デューク・アドリブ帖

超絶変態ジャズマニア『デューク・M』の独断と偏見と毒舌のアドリブ帖です。縦横無尽、天衣無縫、支離滅裂な展開です。

「hot house」をスラングで解き、聴いてみよう

2011-12-18 07:40:11 | Weblog
 ジャズに夢中になった高校生のころ、ようやく小遣いを貯めて買った1枚のレコードは宝だった。繰り返し聴いたあとジャケット裏のライナーノーツを読むのだが、英語力の貧困さとスラングが理解できずうまく訳せない。特にジャズは辞書に載っていない隠語が多く、ときには曲のタイトル自体がスラングだったりする。そんなとき英語の先生が頼りだった。教科書を広げて職員室に行くのはよく見るが、レコードを抱えて先生の横に立つのは小生だけかもしれない。

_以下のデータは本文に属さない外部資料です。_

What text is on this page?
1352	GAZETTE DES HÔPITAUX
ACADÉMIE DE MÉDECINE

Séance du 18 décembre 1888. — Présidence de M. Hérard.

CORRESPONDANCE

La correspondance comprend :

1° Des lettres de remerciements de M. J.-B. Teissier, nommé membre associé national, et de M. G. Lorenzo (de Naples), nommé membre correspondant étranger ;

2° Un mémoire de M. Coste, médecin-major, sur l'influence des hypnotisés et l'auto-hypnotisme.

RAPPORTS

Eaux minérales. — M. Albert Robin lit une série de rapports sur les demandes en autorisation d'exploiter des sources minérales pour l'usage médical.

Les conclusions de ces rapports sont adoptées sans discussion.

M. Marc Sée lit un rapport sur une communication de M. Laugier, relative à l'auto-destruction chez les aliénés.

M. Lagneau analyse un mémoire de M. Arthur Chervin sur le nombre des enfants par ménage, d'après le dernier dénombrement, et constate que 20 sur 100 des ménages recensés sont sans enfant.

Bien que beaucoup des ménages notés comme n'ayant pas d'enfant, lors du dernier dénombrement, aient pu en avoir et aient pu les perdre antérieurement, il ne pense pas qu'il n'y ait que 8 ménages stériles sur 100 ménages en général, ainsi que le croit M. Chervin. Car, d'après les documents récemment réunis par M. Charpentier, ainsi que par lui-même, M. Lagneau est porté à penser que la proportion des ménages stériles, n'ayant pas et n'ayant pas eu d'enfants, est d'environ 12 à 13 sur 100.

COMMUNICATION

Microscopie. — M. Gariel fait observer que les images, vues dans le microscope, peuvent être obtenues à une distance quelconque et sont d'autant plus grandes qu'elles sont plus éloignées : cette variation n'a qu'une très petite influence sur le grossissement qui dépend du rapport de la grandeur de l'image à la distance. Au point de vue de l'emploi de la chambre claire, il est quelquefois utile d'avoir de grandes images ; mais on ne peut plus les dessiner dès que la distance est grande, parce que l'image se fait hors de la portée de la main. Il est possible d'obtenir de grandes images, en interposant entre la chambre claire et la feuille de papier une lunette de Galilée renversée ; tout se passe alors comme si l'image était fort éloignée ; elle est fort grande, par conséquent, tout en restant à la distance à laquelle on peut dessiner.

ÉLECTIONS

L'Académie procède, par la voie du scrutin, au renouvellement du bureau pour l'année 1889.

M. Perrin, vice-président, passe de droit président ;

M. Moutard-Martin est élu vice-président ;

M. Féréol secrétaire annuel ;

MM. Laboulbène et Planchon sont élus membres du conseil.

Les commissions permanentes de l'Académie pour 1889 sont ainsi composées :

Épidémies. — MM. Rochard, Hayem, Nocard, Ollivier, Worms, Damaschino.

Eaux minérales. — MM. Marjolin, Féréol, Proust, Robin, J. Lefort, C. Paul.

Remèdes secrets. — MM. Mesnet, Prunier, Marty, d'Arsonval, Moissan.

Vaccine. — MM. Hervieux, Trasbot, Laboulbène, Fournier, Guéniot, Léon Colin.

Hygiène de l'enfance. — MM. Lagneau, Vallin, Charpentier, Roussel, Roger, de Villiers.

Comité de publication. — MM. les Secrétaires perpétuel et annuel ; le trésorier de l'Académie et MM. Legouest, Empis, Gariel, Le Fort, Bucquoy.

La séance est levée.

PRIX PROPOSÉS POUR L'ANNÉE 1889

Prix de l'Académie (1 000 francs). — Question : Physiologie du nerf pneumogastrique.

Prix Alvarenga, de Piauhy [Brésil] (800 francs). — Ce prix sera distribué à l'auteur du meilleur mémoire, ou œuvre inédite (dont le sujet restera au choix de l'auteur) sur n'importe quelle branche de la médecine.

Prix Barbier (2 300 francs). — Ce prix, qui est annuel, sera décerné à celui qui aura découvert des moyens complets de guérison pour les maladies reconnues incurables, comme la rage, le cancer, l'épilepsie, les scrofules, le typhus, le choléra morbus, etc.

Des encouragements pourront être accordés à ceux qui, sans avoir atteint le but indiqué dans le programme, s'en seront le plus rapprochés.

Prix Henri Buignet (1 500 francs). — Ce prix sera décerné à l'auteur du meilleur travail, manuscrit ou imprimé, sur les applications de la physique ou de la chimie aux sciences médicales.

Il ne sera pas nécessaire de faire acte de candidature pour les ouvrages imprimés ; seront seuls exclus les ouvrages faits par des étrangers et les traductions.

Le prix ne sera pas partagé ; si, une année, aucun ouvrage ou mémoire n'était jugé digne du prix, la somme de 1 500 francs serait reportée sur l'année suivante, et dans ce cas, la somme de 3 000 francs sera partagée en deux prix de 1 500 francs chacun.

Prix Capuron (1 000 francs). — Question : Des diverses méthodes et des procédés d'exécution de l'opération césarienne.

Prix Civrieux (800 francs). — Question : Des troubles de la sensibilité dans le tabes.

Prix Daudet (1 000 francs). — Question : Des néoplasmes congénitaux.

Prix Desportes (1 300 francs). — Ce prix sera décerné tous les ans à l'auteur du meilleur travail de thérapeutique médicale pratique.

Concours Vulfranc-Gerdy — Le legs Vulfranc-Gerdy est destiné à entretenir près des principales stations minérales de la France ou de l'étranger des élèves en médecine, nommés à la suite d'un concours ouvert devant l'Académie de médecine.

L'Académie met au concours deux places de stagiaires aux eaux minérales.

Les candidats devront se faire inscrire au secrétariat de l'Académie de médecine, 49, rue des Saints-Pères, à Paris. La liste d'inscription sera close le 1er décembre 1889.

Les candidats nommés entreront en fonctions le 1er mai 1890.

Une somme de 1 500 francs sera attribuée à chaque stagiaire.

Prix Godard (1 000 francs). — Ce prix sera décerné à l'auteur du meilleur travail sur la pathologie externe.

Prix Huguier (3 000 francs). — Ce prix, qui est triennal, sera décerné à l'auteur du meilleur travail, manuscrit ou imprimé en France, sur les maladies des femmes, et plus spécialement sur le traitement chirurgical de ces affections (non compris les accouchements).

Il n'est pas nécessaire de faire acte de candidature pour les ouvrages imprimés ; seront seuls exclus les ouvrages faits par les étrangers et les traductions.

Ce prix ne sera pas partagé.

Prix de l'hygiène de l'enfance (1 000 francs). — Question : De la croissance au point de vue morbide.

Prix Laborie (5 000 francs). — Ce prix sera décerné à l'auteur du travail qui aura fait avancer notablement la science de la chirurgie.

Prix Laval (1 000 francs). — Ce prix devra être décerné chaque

 辞書を引き引き数時間かけて訳したノートに、僅か数分で赤ペンのチェックが入る。何故、この片田舎で英語教師をしているのか謎だった京都大学出身の先生だ。「ジャズはスラングのかたまりだからねぇ、これも多分まともな意味ではないだろうね」と。これとは「hot house」である。バップナンバーのベスト3に数えられるタッド・ダメ ロンの曲で、ビ・バップの喧騒と熱情がほとばしるテーマはジャズが大きく変わる象徴であり、そこから発展するアドリブはジャズの核心ともいえる即興性を大きく広げることになる。タイトルにしても、どの演奏にしても熱い展開だが、意味が直訳した「温室」ではないことぐらいは分かった。

 バップ期から変わらず愛されている曲で、カヴァーは枚挙にいとまがないが、キューバ出身のトランペット奏者アルトゥーロ・サンドヴァルが素晴らしい演奏を残している。ラテン・ジャズ、それもビッグバンドとなるとお祭り騒ぎのようで鑑賞派のファンから敬遠される向きもあるが、ガレスピーを敬愛してやまないサンドヴァルのソロは派手なだけの南米のそれではなくバップ特有のスリルを持つ。ガレスピーの生涯の愛奏曲をタイトルにしたアルバムは、全体にラテンビートが強調されていて、ジャズ初期のビッグバンドが踊る音楽であったように音楽で踊る楽しさも教えてくれるだろう。

 「hot house」の隠れた意味は君が大人になったらわかるよ、とニヤリと笑った先生は安藤美紀夫という。のちに日本女子大学の教授を務めた人であり、イタリア児童文学の翻訳や、自らの創作で児童文学者としてつとに著名な人である。安藤先生から高校の授業では絶対教えることのできないスラングの味わいを教わった。「hot house」の意味は恩師が仰った通り大人になってようやく理解する。